I agree with Rob Bowman Jr. Furthermore, for a connection between the Doctrine of Inerrancy and the Doctrine of the Authority of Scripture, please consider point #5 of the Summary Statement within the Chicago Statement on Biblical Inerrancy. It reads:
5. The authority of Scripture is inescapably impaired if this total divine inerrancy is in any way limited or disregarded, or made relative to a view of truth contrary to the Bible’s own; and such lapses bring serious loss to both the individual and the Church.
Truth Unites... and Divides on 28 Nov 2007 at 7:02 pm #
Vinny, by your heart, by your words and by your life, do you proclaim Jesus Christ as your Lord and Savior?
Or another way of asking: Do you believe yourself to be a Christian in the historically orthodox Protestant view of theology?
Or do you regard yourself more like Bart Ehrman does… an agnostic?
vinny on 28 Nov 2007 at 7:17 pm #
Since my youthful experience with evangelical Protestantism, I have drifted between agnosticism and a liberal cafeteria Catholocism. Recently, I find myself most comfortable with the agnostic label.
Truth Unites... and Divides on 28 Nov 2007 at 7:30 pm #
“Be merciful to those who doubt; snatch others from the fire and save them; to others show mercy, mixed with fear—hating even the clothing stained by corrupted flesh.” (Jude 1:22-23)
“While a large crowd was gathering and people were coming to Jesus from town after town, he told this parable: ‘A farmer went out to sow his seed. As he was scattering the seed, some fell along the path; it was trampled on, and the birds of the air ate it up. Some fell on rock, and when it came up, the plants withered because they had no moisture. Other seed fell among thorns, which grew up with it and choked the plants. Still other seed fell on good soil. It came up and yielded a crop, a hundred times more than was sown.’ When he said this, he called out, ‘He who has ears to hear, let him hear.’” (Luke 8:4-10)
Dear Vinny,
You have uncertainty, and I equate uncertainty with doubt. And Jude 1:22 says to be merciful to those who doubt.
Peace and Blessings.
C Michael Patton on 28 Nov 2007 at 7:38 pm #
Vinny,
I have both uncertainty and doubt. The perfection of faith is that which lacks any doubt. No one’s faith is perfect.
I pray that the words spoken on this blog does much to bring honor to God by being transparent, honest, and encouraging.
I think this post series of Dan’s helps to lay the truth on the table, letting what would be a veneer become more solid.
Michael
vinny on 28 Nov 2007 at 10:45 pm #
I guess a man never knows when he might need a little mercy. Thank you.
Doulos Tou Theou on 28 Nov 2007 at 10:56 pm #
Dan,
Maybe I’m being overly pedantic, but the posting is about variants that are both meaningful and viable. In isolation the Byzantine text type reading of Matt 24:36 is both meaningful and viable, and potentially misleading to some.
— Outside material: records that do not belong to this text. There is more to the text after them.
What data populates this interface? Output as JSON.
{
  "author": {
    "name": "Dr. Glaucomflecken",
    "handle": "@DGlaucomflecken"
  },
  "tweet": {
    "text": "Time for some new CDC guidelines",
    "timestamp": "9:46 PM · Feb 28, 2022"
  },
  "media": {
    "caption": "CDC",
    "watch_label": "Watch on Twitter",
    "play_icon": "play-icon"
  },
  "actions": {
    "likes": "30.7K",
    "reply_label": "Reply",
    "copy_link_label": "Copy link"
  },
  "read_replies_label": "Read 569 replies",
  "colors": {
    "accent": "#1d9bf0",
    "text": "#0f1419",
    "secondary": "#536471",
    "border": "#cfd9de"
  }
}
While you and I may tend to think that the mention of the Son is not necessary to render the proper meaning due to the exclusive mention of the Father, just look at what theological lengths the Eastern Orthodox who follow the Byzantine text type have to go to to harmonise their belief in Jesus’ full omniscience with Mark 13:32. Matt 24:36 isn’t viewed as causing nearly the same difficulty. I personally think that if it weren’t for the parallel passage that isn’t subject to variation the consensus view in Western churches on omniscience may have been different.
Dan Wallace on 28 Nov 2007 at 11:24 pm #
Folks, some very interesting side comments here. Nice to see! As for the pericope adulterae or story of the woman caught in adultery, one of the best treatments on it is by none other than Bart Ehrman. He wrote an article twenty years ago in a scholarly journal that showed not only that the story was a conflation between two different traditions that melded together sometime before the fourth century but also that the scribes placed this passage after John 7.52 because of the context in John 7 about judgment.
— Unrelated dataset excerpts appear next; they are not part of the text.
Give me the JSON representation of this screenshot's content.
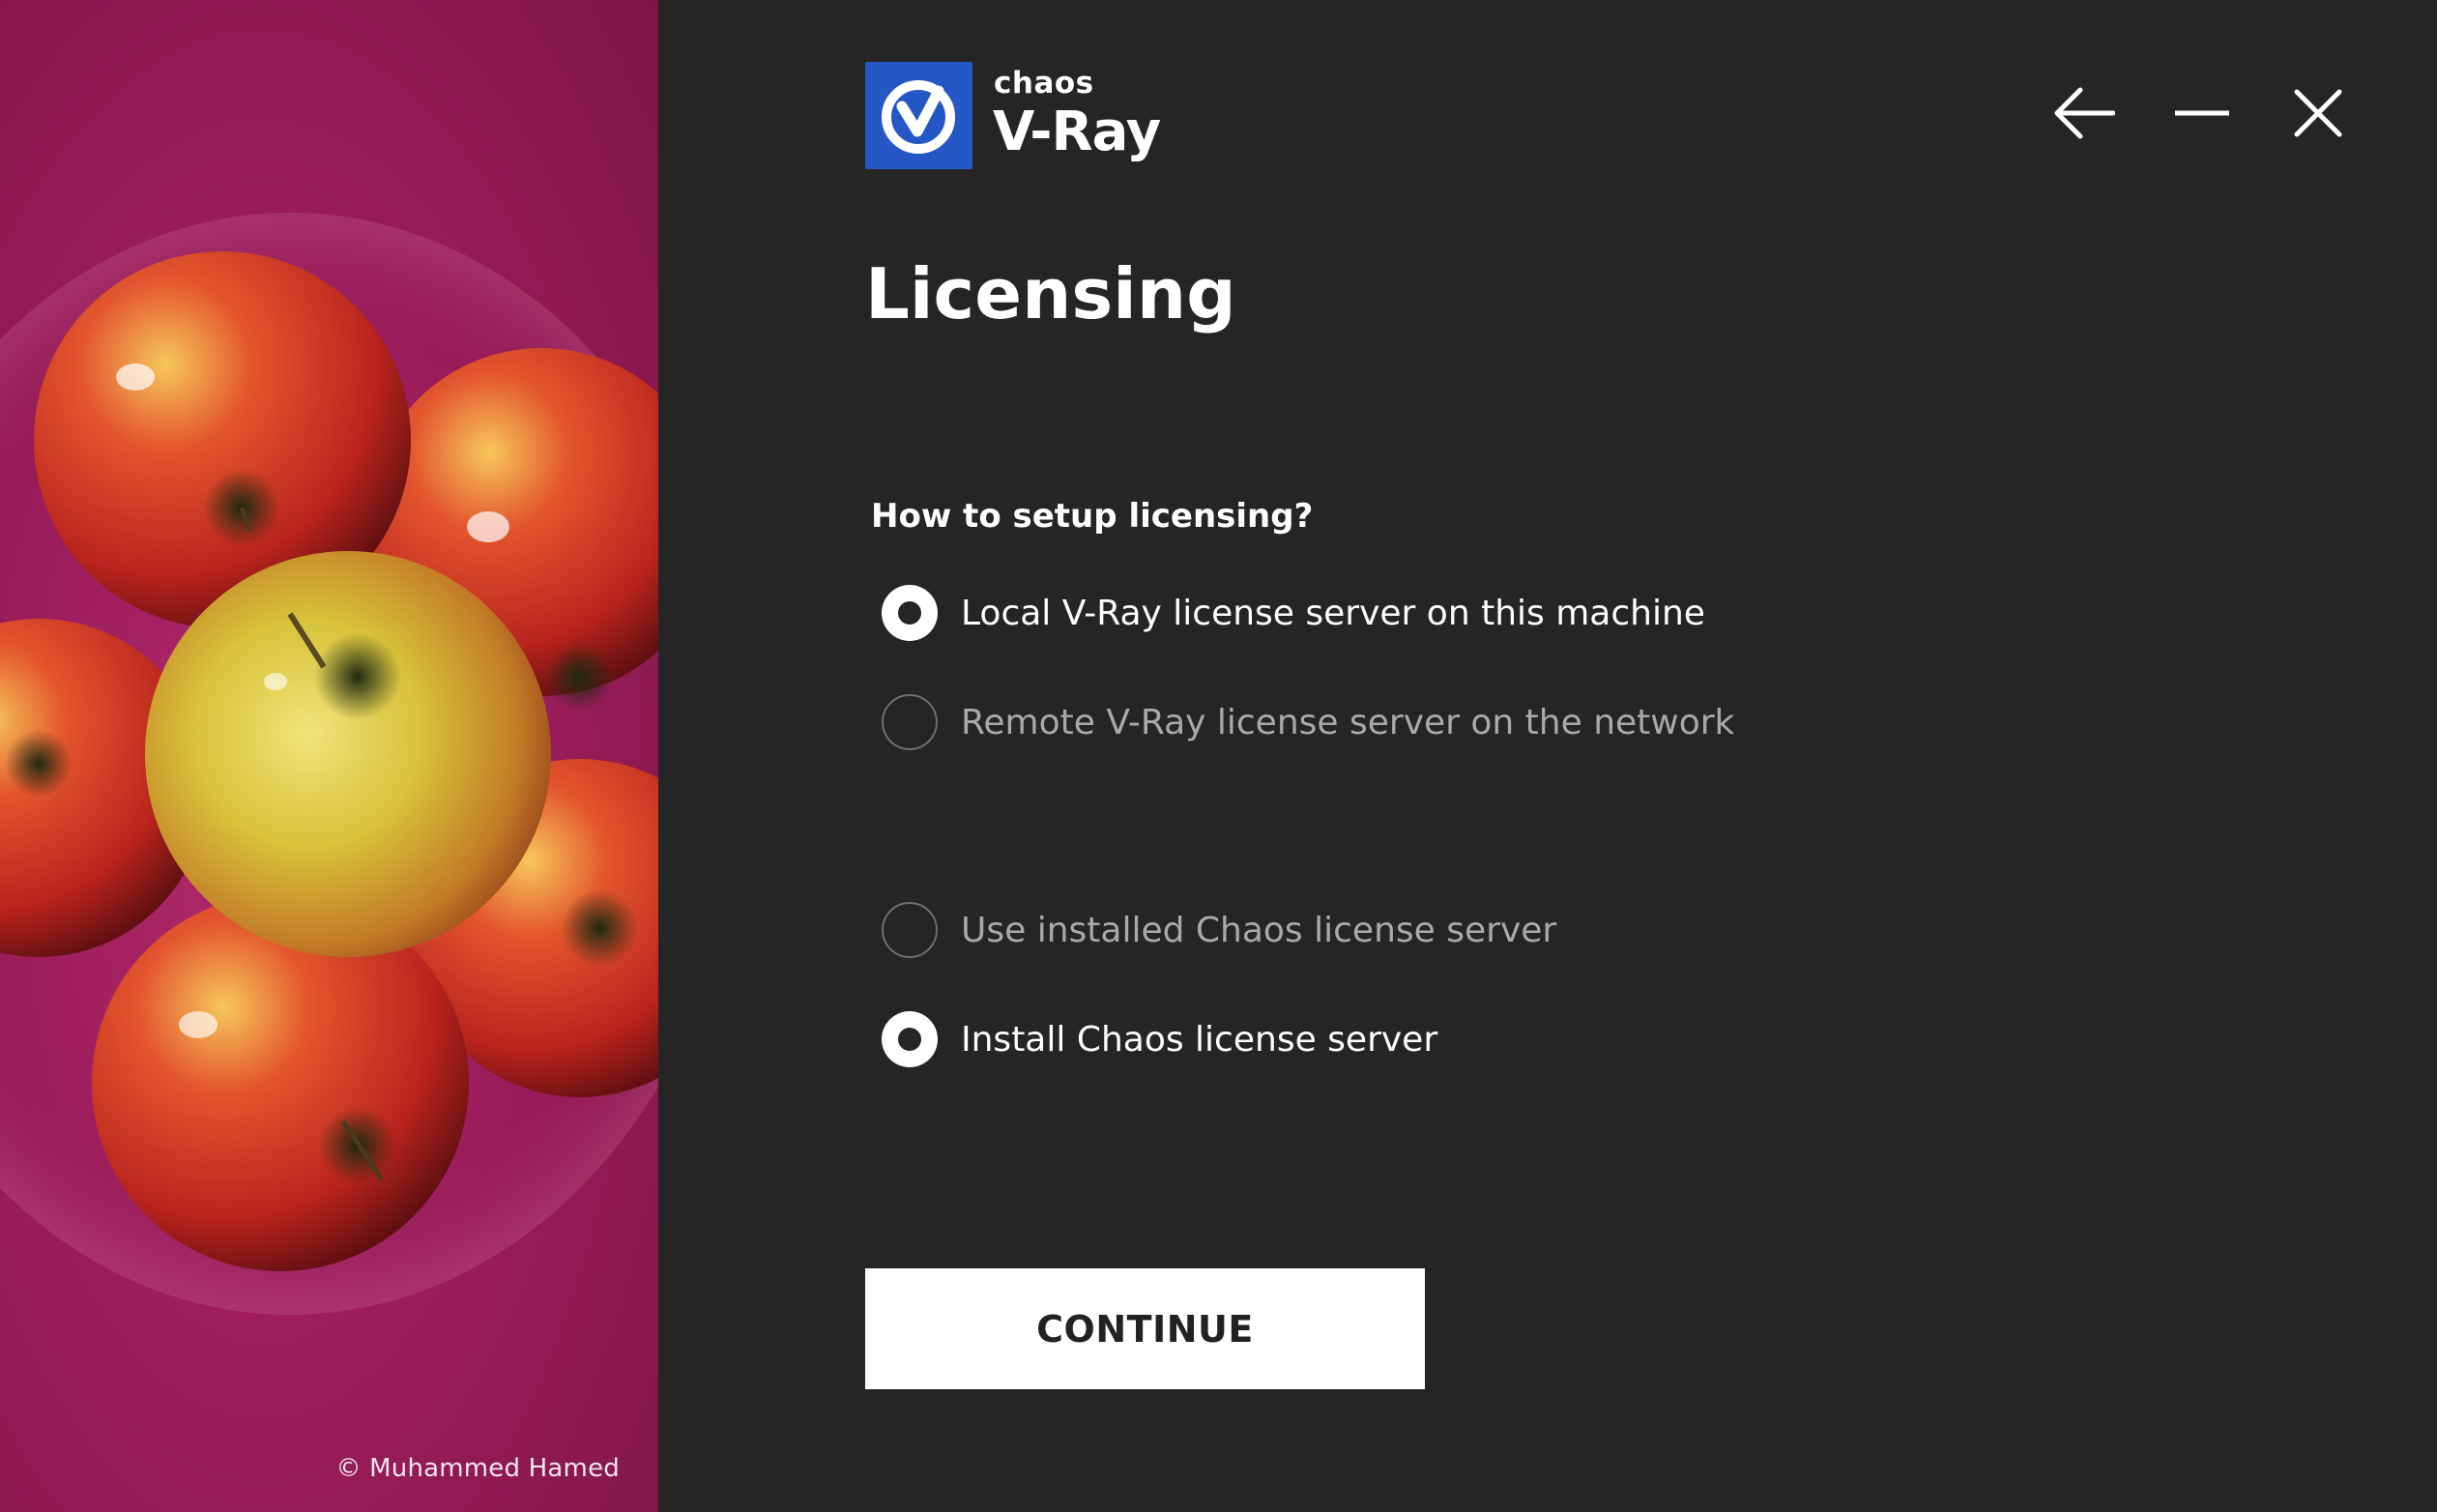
{
  "app": {
    "brand_small": "chaos",
    "brand_name": "V-Ray"
  },
  "window_controls": {
    "back_icon": "arrow-left-icon",
    "minimize_icon": "minimize-icon",
    "close_icon": "close-icon"
  },
  "page": {
    "title": "Licensing",
    "question": "How to setup licensing?"
  },
  "options": [
    {
      "label": "Local V-Ray license server on this machine",
      "selected": true
    },
    {
      "label": "Remote V-Ray license server on the network",
      "selected": false
    },
    {
      "label": "Use installed Chaos license server",
      "selected": false
    },
    {
      "label": "Install Chaos license server",
      "selected": true
    }
  ],
  "actions": {
    "continue_label": "CONTINUE"
  },
  "artwork": {
    "credit": "© Muhammed Hamed"
  },
  "colors": {
    "background": "#252525",
    "brand_blue": "#2456c4",
    "art_magenta": "#9c1d5c",
    "button_bg": "#ffffff"
  }
}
As for disillusionment about the evangelical faith, I would say first, that evangelicalism does not define Christianity. It is one branch of the Christian faith, which means that if one rejects evangelicalism that does not have to be a rejection of the whole faith. Second, if you were taught some simple, even naive, views of the faith at one time, to throw out everything that you once cherished doesn’t seem to me to be the most logical choice. I remember in Sunday school, when I was about 8 years old, the teacher said, “The Bible speaks about every single subject.” There was no more qualification than that. So, I asked her, “Does it speak about the American Civil War?” She wasn’t sure that it did, but she said she’d get back to me! The next year, another teacher told me, “There are no mistakes in the Bible.” So, I showed him my King James Bible and said, “Look! The pronouns for God are not capitalized—that’s a mistake!” He said, “Well, I guess there are mistakes in the Bible.”
My point is that the Christian faith has always been populated by people who are naive, simple, ignorant. Then again, so has Texas! Yet, both the Christian faith and Texas also have a few geniuses in them. We ought not to make life decisions based on reactions to poor examples. Let’s investigate the data and think through the issues for ourselves.
Finally, as for Matt 24.36, I actually think that the Byzantine reading there is probably correct (viz., that Matthew did not write, ‘neither the Son’). But again, I insist that the ‘only,’ which restricts the knowledge of the Son’s return, implies the Son’s ignorance. If the Orthodox church has had more of a problem with Mark 13.32, it would only be because that text is more explicit.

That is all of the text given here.